Namun, sampai pesta berakhir Randi tak kunjung datang. Semua tampak asing di mataku, Mas Haikal yang biasanya bersikap ramah ketika dia pulang dari perantauan, sekarang sama sekali berbeda.

Wajahnya sangat dingin, hingga aku rasa hantu pun kalah seram dengan Mas Haikal.

Dulu, Mas Haikal akan mentraktirku jika gajian dari tempat dia bekerja. Kami akan bercerita seharian dan bertukar pandangan tapi ketika berubah status semua jadi berbeda.

Kaku.

Aku mendorong pintu kamar Mas Haikal yang telah dirubah layaknya kamar pengantin dengan pelan.

Kukira di dalam tak ada siapa-siapa, ternyata sudah ada Mas Haikal di sana, lelaki itu tengah duduk di kasur sambil melepas dasinya.

Gugup dan gemetar. Rasanya seperti bukan masuk ke kamar pengantin tapi masuk ke kamar penghakiman yang kita tidak tahu akan menjadi apa di dalam sini.

"Duduklah! Jangan diam di pintu gitu nanti Bunda tahu, bisa dimarahi saya," ujar Mas Haikal datar tanpa melihatku.

Aku mengangguk lalu memilih duduk di atas kasur dengan mode diam. Tiba-tiba otakku memikirkan sesuatu.

Apa benar kami harus satu kamar? Kenapa di kamar Mas Haikal gak ada kursi atau sofa? Terus karpet panda yang biasa ada di sini ke mana?

"Gak usah cari-cari perkakas yang lain. Mereka telah mengeluarkannya, Bunda yang nyuruh."

Dingin. Sedingin es di kutub utara sana lelaki itu berkata padaku. Tak ada kehangatan apa pun seperti yang ia tunjukan selama ini.

"Oh, jadi kita harus tidur di sini? Berdua saja?" tanyaku blo'on.

"Menurutmu apa kita perlu panggil orang sekampung gitu buat tidur di sini?"

As-ta-ga!

"Bukan begitu Mas, tapi ... kan ini kasurnya cuman satu."

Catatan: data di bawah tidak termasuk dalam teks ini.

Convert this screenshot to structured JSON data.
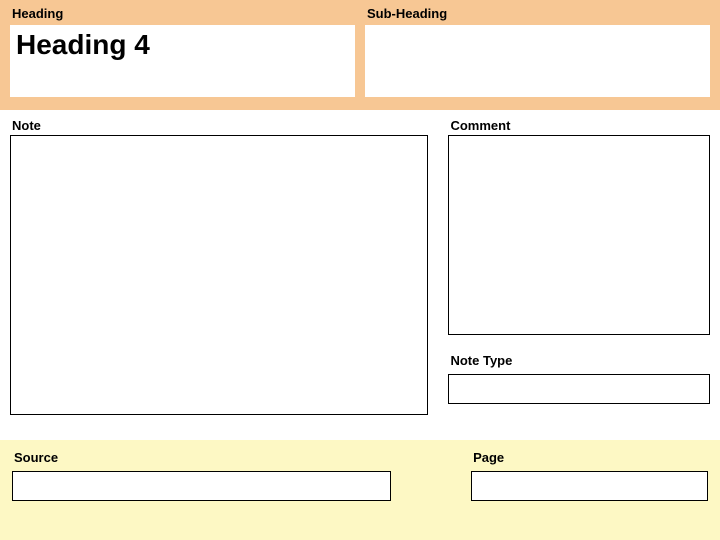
{
  "header": {
    "heading_label": "Heading",
    "subheading_label": "Sub-Heading",
    "heading_value": "Heading 4",
    "subheading_value": ""
  },
  "note": {
    "label": "Note",
    "value": ""
  },
  "comment": {
    "label": "Comment",
    "value": ""
  },
  "notetype": {
    "label": "Note Type",
    "value": ""
  },
  "source": {
    "label": "Source",
    "value": ""
  },
  "page": {
    "label": "Page",
    "value": ""
  }
}
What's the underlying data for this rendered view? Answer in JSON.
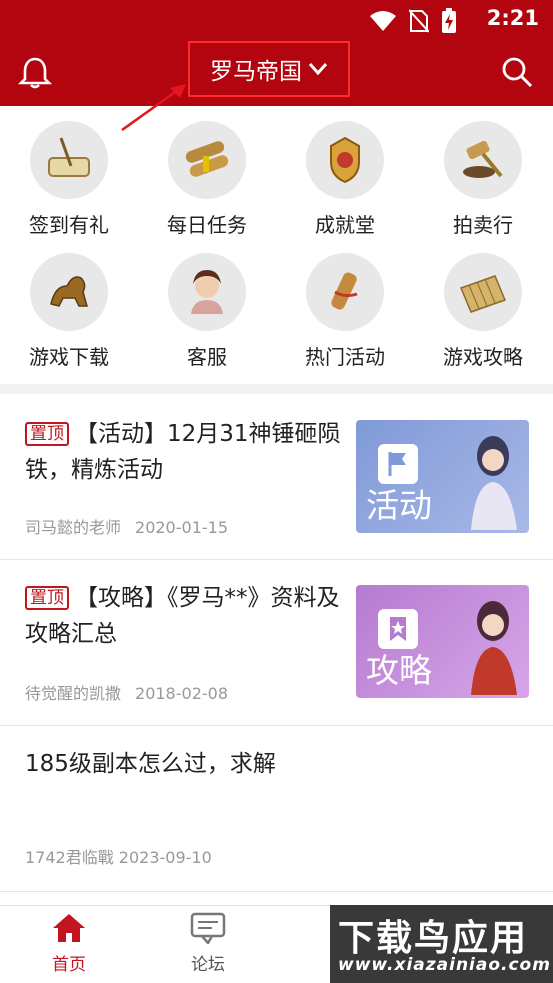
{
  "status_bar": {
    "time": "2:21"
  },
  "header": {
    "title": "罗马帝国"
  },
  "shortcuts": [
    {
      "label": "签到有礼",
      "icon": "scroll-quill-icon"
    },
    {
      "label": "每日任务",
      "icon": "scroll-bundle-icon"
    },
    {
      "label": "成就堂",
      "icon": "trophy-crest-icon"
    },
    {
      "label": "拍卖行",
      "icon": "auction-gavel-icon"
    },
    {
      "label": "游戏下载",
      "icon": "bronze-beast-icon"
    },
    {
      "label": "客服",
      "icon": "support-avatar-icon"
    },
    {
      "label": "热门活动",
      "icon": "ribbon-scroll-icon"
    },
    {
      "label": "游戏攻略",
      "icon": "bamboo-scroll-icon"
    }
  ],
  "feed": [
    {
      "tag": "置顶",
      "title": "【活动】12月31神锤砸陨铁，精炼活动",
      "author": "司马懿的老师",
      "date": "2020-01-15",
      "thumb_label": "活动",
      "thumb_color": "#8ea4dc"
    },
    {
      "tag": "置顶",
      "title": "【攻略】《罗马**》资料及攻略汇总",
      "author": "待觉醒的凯撒",
      "date": "2018-02-08",
      "thumb_label": "攻略",
      "thumb_color": "#c28bd8"
    },
    {
      "title": "185级副本怎么过，求解",
      "meta": "1742君临戰 2023-09-10"
    }
  ],
  "tabs": [
    {
      "label": "首页",
      "active": true
    },
    {
      "label": "论坛",
      "active": false
    }
  ],
  "watermark": {
    "main": "下载鸟应用",
    "sub": "www.xiazainiao.com"
  },
  "colors": {
    "brand": "#b3050f",
    "tag": "#c3151f"
  }
}
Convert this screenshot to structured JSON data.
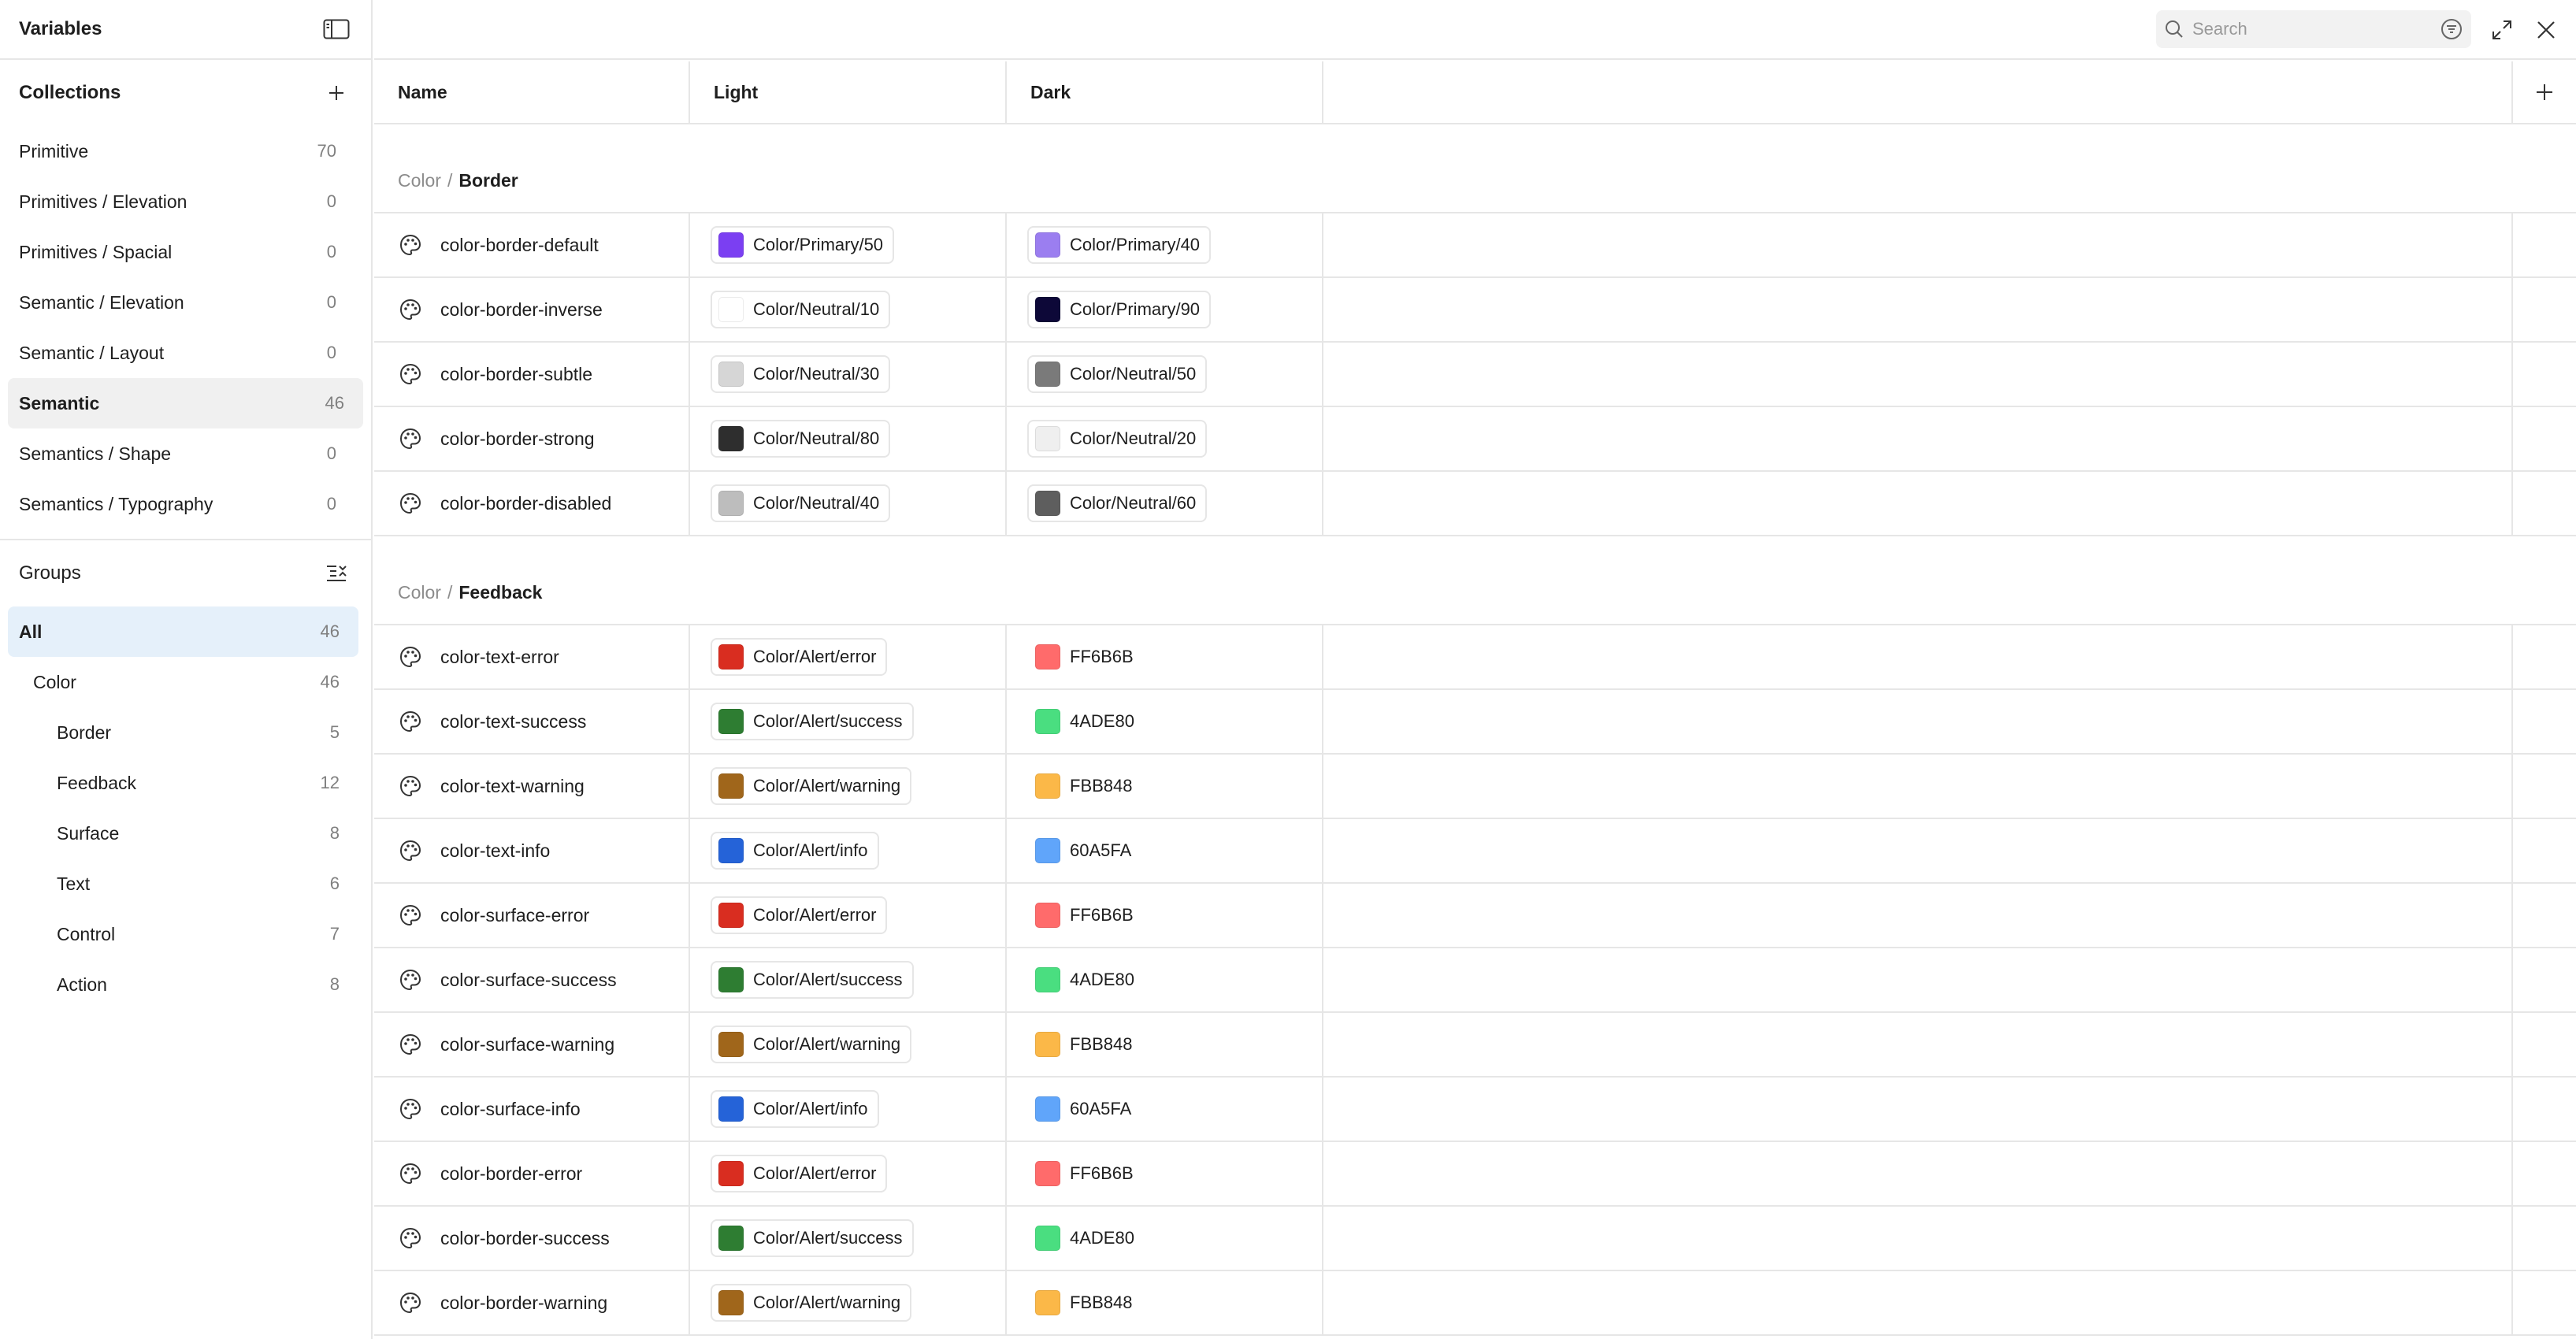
{
  "sidebar": {
    "title": "Variables",
    "collections_title": "Collections",
    "collections": [
      {
        "label": "Primitive",
        "count": "70"
      },
      {
        "label": "Primitives / Elevation",
        "count": "0"
      },
      {
        "label": "Primitives / Spacial",
        "count": "0"
      },
      {
        "label": "Semantic / Elevation",
        "count": "0"
      },
      {
        "label": "Semantic / Layout",
        "count": "0"
      },
      {
        "label": "Semantic",
        "count": "46"
      },
      {
        "label": "Semantics / Shape",
        "count": "0"
      },
      {
        "label": "Semantics / Typography",
        "count": "0"
      }
    ],
    "groups_title": "Groups",
    "groups": [
      {
        "label": "All",
        "count": "46"
      },
      {
        "label": "Color",
        "count": "46"
      },
      {
        "label": "Border",
        "count": "5"
      },
      {
        "label": "Feedback",
        "count": "12"
      },
      {
        "label": "Surface",
        "count": "8"
      },
      {
        "label": "Text",
        "count": "6"
      },
      {
        "label": "Control",
        "count": "7"
      },
      {
        "label": "Action",
        "count": "8"
      }
    ]
  },
  "search": {
    "placeholder": "Search"
  },
  "table": {
    "columns": {
      "name": "Name",
      "light": "Light",
      "dark": "Dark"
    },
    "sections": [
      {
        "prefix": "Color",
        "separator": "/",
        "name": "Border",
        "rows": [
          {
            "name": "color-border-default",
            "light": {
              "label": "Color/Primary/50",
              "color": "#7b3ff2"
            },
            "dark": {
              "label": "Color/Primary/40",
              "color": "#9b7ef0",
              "alias": true
            }
          },
          {
            "name": "color-border-inverse",
            "light": {
              "label": "Color/Neutral/10",
              "color": "#ffffff"
            },
            "dark": {
              "label": "Color/Primary/90",
              "color": "#0d0838",
              "alias": true
            }
          },
          {
            "name": "color-border-subtle",
            "light": {
              "label": "Color/Neutral/30",
              "color": "#d6d6d6"
            },
            "dark": {
              "label": "Color/Neutral/50",
              "color": "#7a7a7a",
              "alias": true
            }
          },
          {
            "name": "color-border-strong",
            "light": {
              "label": "Color/Neutral/80",
              "color": "#2e2e2e"
            },
            "dark": {
              "label": "Color/Neutral/20",
              "color": "#efefef",
              "alias": true
            }
          },
          {
            "name": "color-border-disabled",
            "light": {
              "label": "Color/Neutral/40",
              "color": "#bdbdbd"
            },
            "dark": {
              "label": "Color/Neutral/60",
              "color": "#5e5e5e",
              "alias": true
            }
          }
        ]
      },
      {
        "prefix": "Color",
        "separator": "/",
        "name": "Feedback",
        "rows": [
          {
            "name": "color-text-error",
            "light": {
              "label": "Color/Alert/error",
              "color": "#d92d20"
            },
            "dark": {
              "label": "FF6B6B",
              "color": "#ff6b6b",
              "alias": false
            }
          },
          {
            "name": "color-text-success",
            "light": {
              "label": "Color/Alert/success",
              "color": "#2e7d32"
            },
            "dark": {
              "label": "4ADE80",
              "color": "#4ade80",
              "alias": false
            }
          },
          {
            "name": "color-text-warning",
            "light": {
              "label": "Color/Alert/warning",
              "color": "#a0661b"
            },
            "dark": {
              "label": "FBB848",
              "color": "#fbb848",
              "alias": false
            }
          },
          {
            "name": "color-text-info",
            "light": {
              "label": "Color/Alert/info",
              "color": "#2563d8"
            },
            "dark": {
              "label": "60A5FA",
              "color": "#60a5fa",
              "alias": false
            }
          },
          {
            "name": "color-surface-error",
            "light": {
              "label": "Color/Alert/error",
              "color": "#d92d20"
            },
            "dark": {
              "label": "FF6B6B",
              "color": "#ff6b6b",
              "alias": false
            }
          },
          {
            "name": "color-surface-success",
            "light": {
              "label": "Color/Alert/success",
              "color": "#2e7d32"
            },
            "dark": {
              "label": "4ADE80",
              "color": "#4ade80",
              "alias": false
            }
          },
          {
            "name": "color-surface-warning",
            "light": {
              "label": "Color/Alert/warning",
              "color": "#a0661b"
            },
            "dark": {
              "label": "FBB848",
              "color": "#fbb848",
              "alias": false
            }
          },
          {
            "name": "color-surface-info",
            "light": {
              "label": "Color/Alert/info",
              "color": "#2563d8"
            },
            "dark": {
              "label": "60A5FA",
              "color": "#60a5fa",
              "alias": false
            }
          },
          {
            "name": "color-border-error",
            "light": {
              "label": "Color/Alert/error",
              "color": "#d92d20"
            },
            "dark": {
              "label": "FF6B6B",
              "color": "#ff6b6b",
              "alias": false
            }
          },
          {
            "name": "color-border-success",
            "light": {
              "label": "Color/Alert/success",
              "color": "#2e7d32"
            },
            "dark": {
              "label": "4ADE80",
              "color": "#4ade80",
              "alias": false
            }
          },
          {
            "name": "color-border-warning",
            "light": {
              "label": "Color/Alert/warning",
              "color": "#a0661b"
            },
            "dark": {
              "label": "FBB848",
              "color": "#fbb848",
              "alias": false
            }
          }
        ]
      }
    ]
  },
  "icons": {
    "sidebar_toggle": "sidebar-toggle-icon",
    "add_collection": "plus-icon",
    "groups_menu": "collapse-list-icon",
    "search": "search-icon",
    "filter": "filter-icon",
    "expand": "expand-icon",
    "close": "close-icon",
    "add_mode": "plus-icon",
    "variable": "palette-icon"
  },
  "colors": {
    "selected_group_bg": "#e5f0fa",
    "selected_collection_bg": "#f0f0f0",
    "border": "#e6e6e6"
  },
  "state": {
    "selected_collection": "Semantic",
    "selected_group": "All"
  }
}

"Kamu bisa tidur di lantai kalau mau, nanti saya bawakan tikar."

Ya Allah! Dia kata ini lagi piknik.

"Tapi kan lantainya dingin, ac-nya juga full. Kalau misalkan Randi pasti dia ...."

"Stop! Gak usah kamu bahas Randi di depan Mas! Dia sudah meninggalkanmu, kan? Ah, sudahlah! Saya lelah, saya mau mandi duluan," ujarnya seraya beranjak dengan langkah gusar.

Aku melotot mendengar ucapan tegas Mas Haikal. Kenapa Mas Haikal jadi kejam begini? Biasanya dia bakal melindungiku selayaknya adik.

Tapi, sekarang dia layaknya makhluk yang tak punya perasaan.

Melihat kondisi yang tak menguntungkan, aku pun menundukan kepala sambil memutar jari karena hati ini terasa sangat sesak. Mulutku terkunci rapat dan air mataku menggenang di pelupuk mata.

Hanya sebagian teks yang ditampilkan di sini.